# Boyz In Da Wood 2013



## darbians (Aug 19, 2013)

This site is pretty darn big, lots to see and a really chilled day out. It seems to be quite similar to other RAF bases in the area but still worth the trip in my opinion. Quite a few images here I hope you enjoy.

I will start with a couple from the house outside of the site.

1





In Bloom

2




Blossom Window

Then on into the main site where you are greeted by a few Tulips.

3




Beauty And Decay

Venture in and find a few nice reflections.

4




Reflections Of The Past

Then we find a really nice set of stairs so had to grab a few of these symmetrical beauties.

5




So Many Choices

6




To Symmetry And Beyond 

While having the fisheye on it seemed a good idea to shoot them the other way.

7




Stair Into The Symmetry

Then on up on a roof to grab some nice graffiti

8




Where Were You

There seemed to be quite a few grand looking rooms on the site....

9




Lines To Decay

Also a few pieces of graffiti inside.
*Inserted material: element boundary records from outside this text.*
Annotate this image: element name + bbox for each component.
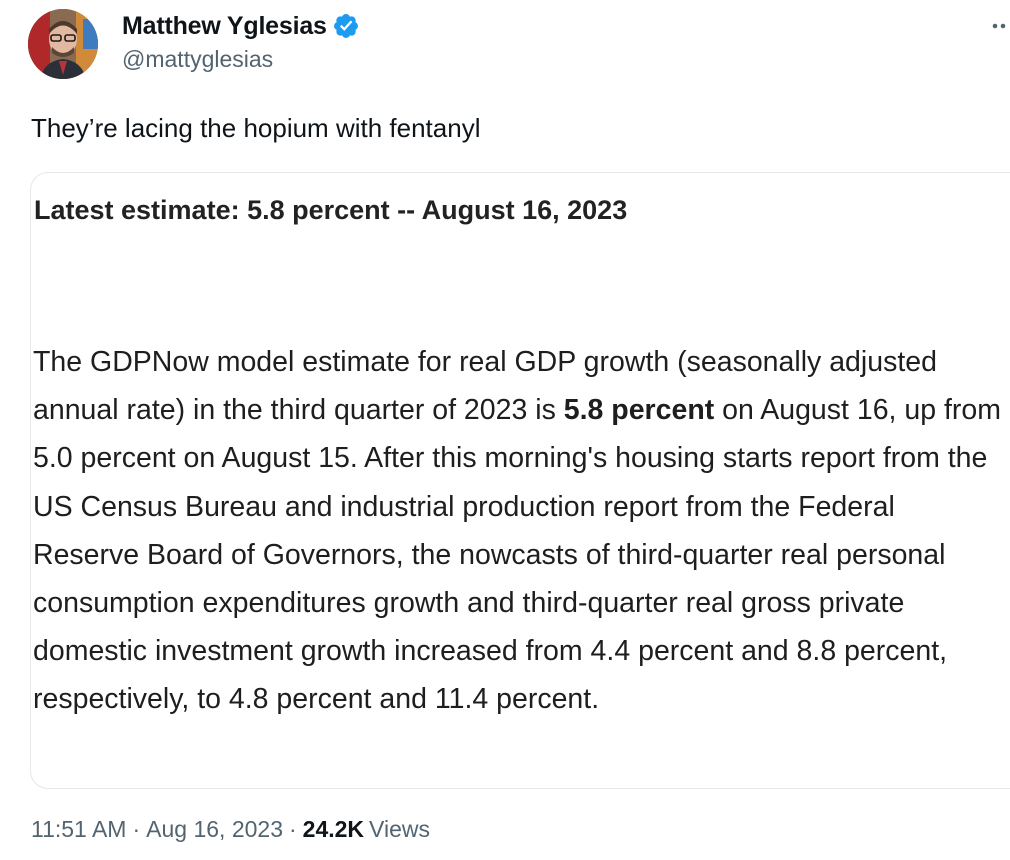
tweet-time[interactable]: 11:51 AM [31,816,127,842]
media-headline: Latest estimate: 5.8 percent -- August 1… [34,195,628,225]
avatar-image [28,9,98,79]
views-label: Views [369,816,430,842]
author-name[interactable]: Matthew Yglesias [122,11,327,40]
author-name-row: Matthew Yglesias [122,10,360,42]
media-body-text-start: The GDPNow model estimate for real GDP g… [33,346,937,427]
tweet-meta: 11:51 AM · Aug 16, 2023 · 24.2K Views [31,816,430,843]
tweet-date[interactable]: Aug 16, 2023 [146,816,283,842]
tweet-text: They’re lacing the hopium with fentanyl [31,113,481,143]
meta-separator: · [289,816,297,842]
media-body: The GDPNow model estimate for real GDP g… [33,338,1008,724]
more-options-button[interactable] [982,14,1010,38]
author-handle[interactable]: @mattyglesias [122,46,274,72]
views-count: 24.2K [302,816,365,842]
verified-badge-icon [332,12,360,40]
avatar[interactable] [28,9,98,79]
media-image-card[interactable]: Latest estimate: 5.8 percent -- August 1… [30,172,1010,789]
media-body-bold: 5.8 percent [563,394,715,427]
media-body-text-end: on August 16, up from 5.0 percent on Aug… [33,394,1002,716]
more-horizontal-icon [992,23,1006,29]
meta-separator: · [132,816,141,842]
Not sure if they are real though.

10




Banksy???

11



12



By this time the sun was staring to set which gave us some lovely warm tones

13




Empty Space

14




Landing Light

Thought it be nice to enjoy the sunset from the top of this tower

15




Raf Water Tower

Wasn't easy to start with as the stairs were missing but it was sure worth it.

16




Tower Sunset

17




In The Setting Sun

Thought it be good to grab another group shot before we left....

18




Down In Da Wood

Thanks for looking I hope you enjoyed.


----------



## krela (Aug 19, 2013)

You can buy those banksy stencils on ebay. 

Can't buy the skill to use them properly tho!


----------



## Mars Lander (Aug 19, 2013)

Great report and love the processing good one !!


----------



## flyboys90 (Aug 19, 2013)

Cracking photos.


----------



## beardface (Aug 20, 2013)

darbians said:


> 5
> 
> 
> 
> ...


 

I take it you did the shit tag on the staircase on the right?????? one pic it's not there, then it is 


I think it was Stevie Wonder who put the stencils up judging by the overspray. Processing is a bit overcooked.


----------



## darbians (Aug 20, 2013)

beardface said:


> I take it you did the shit tag on the staircase on the right?????? one pic it's not there, then it is
> 
> 
> I think it was Stevie Wonder who put the stencils up judging by the overspray. Processing is a bit overcooked.



Ha you got me! I also ripped off a door, moved some rubbish about and my bag! Or maybe I went on two separate days???? 
Don't go insinuating I spray graffiti in locations you cheeky ****


----------



## Dirus_Strictus (Aug 20, 2013)

Even allowing for the 'strong' processing - The state of the foliage on the distant trees, that one can see through the open doors, clearly indicates that the two images were recorded at different times of the year.


----------



## mookster (Aug 20, 2013)

Dirus_Strictus said:


> Even allowing for the 'strong' processing - The state of the foliage on the distant trees, that one can see through the open doors, clearly indicates that the two images were recorded at different times of the year.



Or photoshop


----------



## skankypants (Aug 20, 2013)

Cracking shots!!


----------



## The Wombat (Aug 20, 2013)

Good to see this place again
interesting report, thanks for sharing


----------



## ImmortalShadow (Aug 20, 2013)

Great shots! Really like the processing, too


----------



## perjury saint (Aug 21, 2013)

*Crackin stuff... Ace rooftop shot! *


----------



## Quattre (Aug 21, 2013)

This is really nice; the one from the tower is fantastic!


----------



## Farmerboy (Aug 22, 2013)

Cracking shots. Seems to have got a bit more overgrown in the 2 years since I last went. Is the front gate still firmly locked?


----------



## beardface (Aug 23, 2013)

darbians said:


> Ha you got me! I also ripped off a door, moved some rubbish about and my bag! Or maybe I went on two separate days????
> Don't go insinuating I spray graffiti in locations you cheeky ****



haha


----------



## darbians (Sep 10, 2013)

Thanks to everyone for the comments.


----------



## Sshhhh... (Sep 13, 2013)

Nice shots, love the last one! Wouldn't mind seeing this place


----------



## steve2109 (Oct 10, 2013)

cracking stuff as always mate


----------